GIORNATA DELL’ADESIONE UNITALSI

La scorsa domenica 19 dicembre nella meravigliosa cornice della chiesa della SS. Trinità al Pozzarello di Porto Santo Stefano la sottosezione Unitalsi della diocesi Pitigliano-Sovana- Orbetello ha “vissuto” un momento importantissimo della vita associativa: il rinnovo dell’adesione.
Una giornata particolare, quella dell’adesione, che di norma si tiene nella ricorrenza di Cristo Re ma che quest’anno, a seguito di impegni diversi tra cui l’assemblea per il rinnovo degli organi tenutasi qualche settimana fa, è stato giocoforza deciso di posticipare alla quarta domenica d’Avvento.
In verità il programma originario dell’iniziativa era ben più corposo” e prevedeva tra le altre cose nei sottostanti locali anche il pranzo ed alcuni momenti di socialità. Tuttavia per senso civico e per rispetto per la salute di ognuno e di tutti, sia il pranzo che il momento di festosa convivialità (tombola, karaoke e giochi vari) sono stati rinviati a quando la situazione sanitaria consentirà di poter condividere serenamente, senza mascherina, la mensa ed una giornata di solidarietà e di fraternità.

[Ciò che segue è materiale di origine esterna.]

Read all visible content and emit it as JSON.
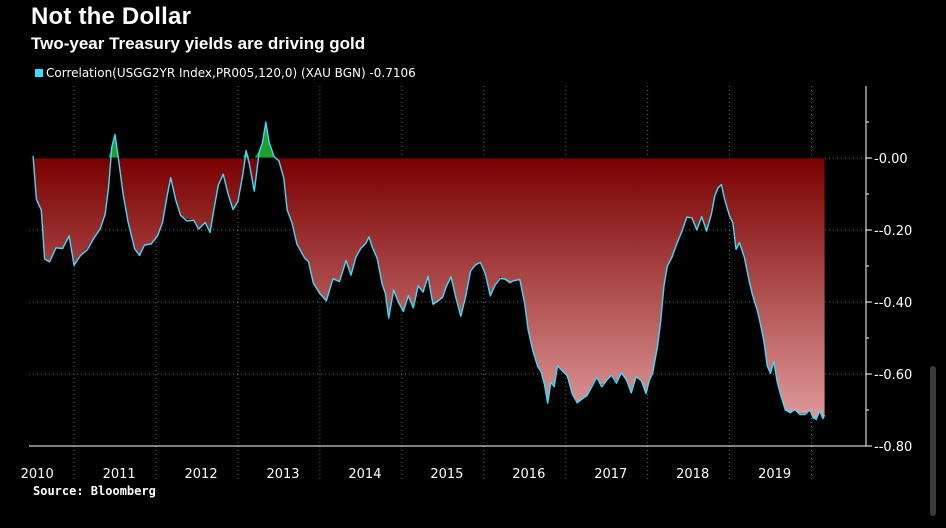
{
  "header": {
    "title": "Not the Dollar",
    "subtitle": "Two-year Treasury yields are driving gold"
  },
  "source": "Source: Bloomberg",
  "colors": {
    "line": "#3ddcff",
    "positive_fill": "#1fa02a",
    "negative_fill_top": "#7a0000",
    "negative_fill_bottom": "#e09a9a",
    "grid": "#666666"
  },
  "chart_data": {
    "type": "area",
    "legend": [
      {
        "label": "Correlation(USGG2YR Index,PR005,120,0) (XAU BGN) -0.7106",
        "color": "#3ddcff"
      }
    ],
    "ylim": [
      -0.8,
      0.2
    ],
    "yticks": [
      0.0,
      -0.2,
      -0.4,
      -0.6,
      -0.8
    ],
    "ytick_labels": [
      "0.00",
      "-0.20",
      "-0.40",
      "-0.60",
      "-0.80"
    ],
    "xlim": [
      2009.95,
      2019.97
    ],
    "xtick_labels": [
      "2010",
      "2011",
      "2012",
      "2013",
      "2014",
      "2015",
      "2016",
      "2017",
      "2018",
      "2019"
    ],
    "grid": true,
    "series": [
      {
        "points": [
          [
            2010.0,
            0.0
          ],
          [
            2010.04,
            -0.11
          ],
          [
            2010.1,
            -0.15
          ],
          [
            2010.14,
            -0.28
          ],
          [
            2010.2,
            -0.29
          ],
          [
            2010.28,
            -0.25
          ],
          [
            2010.36,
            -0.25
          ],
          [
            2010.44,
            -0.22
          ],
          [
            2010.5,
            -0.3
          ],
          [
            2010.58,
            -0.27
          ],
          [
            2010.66,
            -0.25
          ],
          [
            2010.74,
            -0.22
          ],
          [
            2010.82,
            -0.2
          ],
          [
            2010.88,
            -0.15
          ],
          [
            2010.92,
            -0.08
          ],
          [
            2010.96,
            0.03
          ],
          [
            2011.0,
            0.07
          ],
          [
            2011.04,
            0.0
          ],
          [
            2011.1,
            -0.1
          ],
          [
            2011.16,
            -0.18
          ],
          [
            2011.24,
            -0.25
          ],
          [
            2011.3,
            -0.27
          ],
          [
            2011.36,
            -0.24
          ],
          [
            2011.44,
            -0.24
          ],
          [
            2011.52,
            -0.22
          ],
          [
            2011.58,
            -0.18
          ],
          [
            2011.64,
            -0.1
          ],
          [
            2011.68,
            -0.06
          ],
          [
            2011.74,
            -0.12
          ],
          [
            2011.8,
            -0.16
          ],
          [
            2011.88,
            -0.17
          ],
          [
            2011.96,
            -0.17
          ],
          [
            2012.02,
            -0.2
          ],
          [
            2012.1,
            -0.18
          ],
          [
            2012.16,
            -0.21
          ],
          [
            2012.2,
            -0.15
          ],
          [
            2012.26,
            -0.07
          ],
          [
            2012.32,
            -0.04
          ],
          [
            2012.38,
            -0.1
          ],
          [
            2012.44,
            -0.14
          ],
          [
            2012.5,
            -0.12
          ],
          [
            2012.56,
            -0.04
          ],
          [
            2012.6,
            0.02
          ],
          [
            2012.64,
            -0.02
          ],
          [
            2012.7,
            -0.09
          ],
          [
            2012.76,
            0.02
          ],
          [
            2012.8,
            0.04
          ],
          [
            2012.84,
            0.1
          ],
          [
            2012.88,
            0.04
          ],
          [
            2012.94,
            0.0
          ],
          [
            2013.0,
            -0.01
          ],
          [
            2013.06,
            -0.06
          ],
          [
            2013.1,
            -0.14
          ],
          [
            2013.16,
            -0.18
          ],
          [
            2013.22,
            -0.24
          ],
          [
            2013.28,
            -0.26
          ],
          [
            2013.32,
            -0.28
          ],
          [
            2013.36,
            -0.29
          ],
          [
            2013.42,
            -0.35
          ],
          [
            2013.5,
            -0.38
          ],
          [
            2013.58,
            -0.4
          ],
          [
            2013.66,
            -0.34
          ],
          [
            2013.74,
            -0.34
          ],
          [
            2013.82,
            -0.29
          ],
          [
            2013.88,
            -0.33
          ],
          [
            2013.94,
            -0.28
          ],
          [
            2014.0,
            -0.25
          ],
          [
            2014.06,
            -0.24
          ],
          [
            2014.1,
            -0.22
          ],
          [
            2014.14,
            -0.25
          ],
          [
            2014.2,
            -0.28
          ],
          [
            2014.26,
            -0.35
          ],
          [
            2014.3,
            -0.38
          ],
          [
            2014.34,
            -0.45
          ],
          [
            2014.4,
            -0.37
          ],
          [
            2014.46,
            -0.4
          ],
          [
            2014.52,
            -0.43
          ],
          [
            2014.58,
            -0.38
          ],
          [
            2014.64,
            -0.42
          ],
          [
            2014.7,
            -0.36
          ],
          [
            2014.76,
            -0.37
          ],
          [
            2014.82,
            -0.33
          ],
          [
            2014.88,
            -0.41
          ],
          [
            2014.94,
            -0.4
          ],
          [
            2015.0,
            -0.39
          ],
          [
            2015.04,
            -0.36
          ],
          [
            2015.1,
            -0.33
          ],
          [
            2015.16,
            -0.39
          ],
          [
            2015.22,
            -0.44
          ],
          [
            2015.28,
            -0.38
          ],
          [
            2015.34,
            -0.31
          ],
          [
            2015.4,
            -0.3
          ],
          [
            2015.46,
            -0.29
          ],
          [
            2015.52,
            -0.32
          ],
          [
            2015.58,
            -0.38
          ],
          [
            2015.64,
            -0.35
          ],
          [
            2015.7,
            -0.33
          ],
          [
            2015.76,
            -0.34
          ],
          [
            2015.82,
            -0.35
          ],
          [
            2015.88,
            -0.34
          ],
          [
            2015.94,
            -0.34
          ],
          [
            2016.0,
            -0.4
          ],
          [
            2016.04,
            -0.48
          ],
          [
            2016.1,
            -0.54
          ],
          [
            2016.16,
            -0.58
          ],
          [
            2016.2,
            -0.59
          ],
          [
            2016.24,
            -0.63
          ],
          [
            2016.28,
            -0.68
          ],
          [
            2016.32,
            -0.62
          ],
          [
            2016.36,
            -0.63
          ],
          [
            2016.4,
            -0.58
          ],
          [
            2016.46,
            -0.59
          ],
          [
            2016.52,
            -0.61
          ],
          [
            2016.58,
            -0.66
          ],
          [
            2016.64,
            -0.68
          ],
          [
            2016.7,
            -0.67
          ],
          [
            2016.76,
            -0.66
          ],
          [
            2016.82,
            -0.63
          ],
          [
            2016.88,
            -0.61
          ],
          [
            2016.94,
            -0.63
          ],
          [
            2017.0,
            -0.62
          ],
          [
            2017.06,
            -0.6
          ],
          [
            2017.12,
            -0.62
          ],
          [
            2017.18,
            -0.6
          ],
          [
            2017.24,
            -0.62
          ],
          [
            2017.3,
            -0.65
          ],
          [
            2017.36,
            -0.61
          ],
          [
            2017.42,
            -0.62
          ],
          [
            2017.48,
            -0.65
          ],
          [
            2017.52,
            -0.62
          ],
          [
            2017.56,
            -0.6
          ],
          [
            2017.62,
            -0.52
          ],
          [
            2017.66,
            -0.45
          ],
          [
            2017.7,
            -0.36
          ],
          [
            2017.74,
            -0.3
          ],
          [
            2017.8,
            -0.27
          ],
          [
            2017.86,
            -0.24
          ],
          [
            2017.92,
            -0.2
          ],
          [
            2017.98,
            -0.16
          ],
          [
            2018.04,
            -0.17
          ],
          [
            2018.1,
            -0.2
          ],
          [
            2018.16,
            -0.16
          ],
          [
            2018.22,
            -0.2
          ],
          [
            2018.28,
            -0.15
          ],
          [
            2018.32,
            -0.11
          ],
          [
            2018.36,
            -0.08
          ],
          [
            2018.4,
            -0.07
          ],
          [
            2018.44,
            -0.11
          ],
          [
            2018.5,
            -0.16
          ],
          [
            2018.54,
            -0.18
          ],
          [
            2018.58,
            -0.25
          ],
          [
            2018.62,
            -0.24
          ],
          [
            2018.68,
            -0.28
          ],
          [
            2018.74,
            -0.34
          ],
          [
            2018.78,
            -0.38
          ],
          [
            2018.84,
            -0.42
          ],
          [
            2018.88,
            -0.46
          ],
          [
            2018.92,
            -0.51
          ],
          [
            2018.96,
            -0.58
          ],
          [
            2019.0,
            -0.6
          ],
          [
            2019.04,
            -0.56
          ],
          [
            2019.08,
            -0.62
          ],
          [
            2019.12,
            -0.66
          ],
          [
            2019.18,
            -0.7
          ],
          [
            2019.24,
            -0.71
          ],
          [
            2019.3,
            -0.7
          ],
          [
            2019.36,
            -0.71
          ],
          [
            2019.42,
            -0.71
          ],
          [
            2019.48,
            -0.7
          ],
          [
            2019.52,
            -0.72
          ],
          [
            2019.56,
            -0.73
          ],
          [
            2019.6,
            -0.7
          ],
          [
            2019.64,
            -0.72
          ],
          [
            2019.66,
            -0.71
          ]
        ]
      }
    ]
  }
}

Il programma si è quindi incentrato nell’incontro che più conta per il cristiano: la S. Messa. Alla celebrazione eucaristica presieduta da don Pietro Natali coadiuvato all’altare dal diacono Mario Felloni e dal chierichetto speciale Stefano mentre don Antonio Metrano confessava, hanno partecipato, oltre a diversi componenti della piccola frazione del Pozzarello ed al meraviglioso coro giovanile diretto con entusiasmo da Silvia Terramoccia, una rappresentanza degli appartenenti alla famiglia unitalsiana diocesana. Tutti i presenti, come durante ogni S. Messa, si sono attenuti al corretto rispetto delle norme anti-Covid: mascherina e distanziamento sociale.
Don Pietro dopo una bellissima omelia in cui ha sottolineato il valore e la testimonianza dell’impegno quotidiano dell’Unitalsi a favore dei malati, di quanti soffrono e, più in generale, di quelli che Papa Francesco chiama “gli scartati”, ha rivolto ai presenti le “canoniche” domande in cui viene chiesto di esprimere la volontà di rinnovare l’impegno e di partecipare attivamente, con le opere caritative, solidaristiche e con la preghiera, alla vita associativa.

Al termine della S. Messa un breve intervento del sacerdote, bergamasco di nascita ma maremmano da una vita, ha richiamato agli unitalsiani l’importanza della risposta di Maria, quell’Eccomi, che è segno di fede e di solidarietà, di condivisione fraterna ed amore per il Padre.  
Il rinnovato consiglio nel chiudere l’iniziativa ha voluto esprimere oltre il ringraziamento agli intervenuti, un grazie ancor più grande a chi per i più diversi motivi non ha potuto presenziare ma si è unito spiritualmente nella preghiera ed uno extralarge all’assistente don Tito che, impegnato nella parrocchia di Castell’Azzara, ha telefonato per partecipare a  tutti il ringraziamento per la vicinanza e per l’affetto con cui viene seguita, anche solo nel profondo del cuore, l’attività dell’associazione. Un ricordo commosso infine ai tanti che hanno testimoniato con la loro vita l’importanza del servizio unitalsiano e che adesso ci guardano dal Cielo, perché Lourdes è servizio per il prossimo e questo è possibile non solo nel piccolo paese dei Pirenei ma ovunque, in ogni focolare, in ogni casa e in ogni dove c’è qualcuno che soffre nel corpo e nello spirito. Per questo c’è bisogno di tutti: perché più siamo, più servizio al prossimo possiamo fare.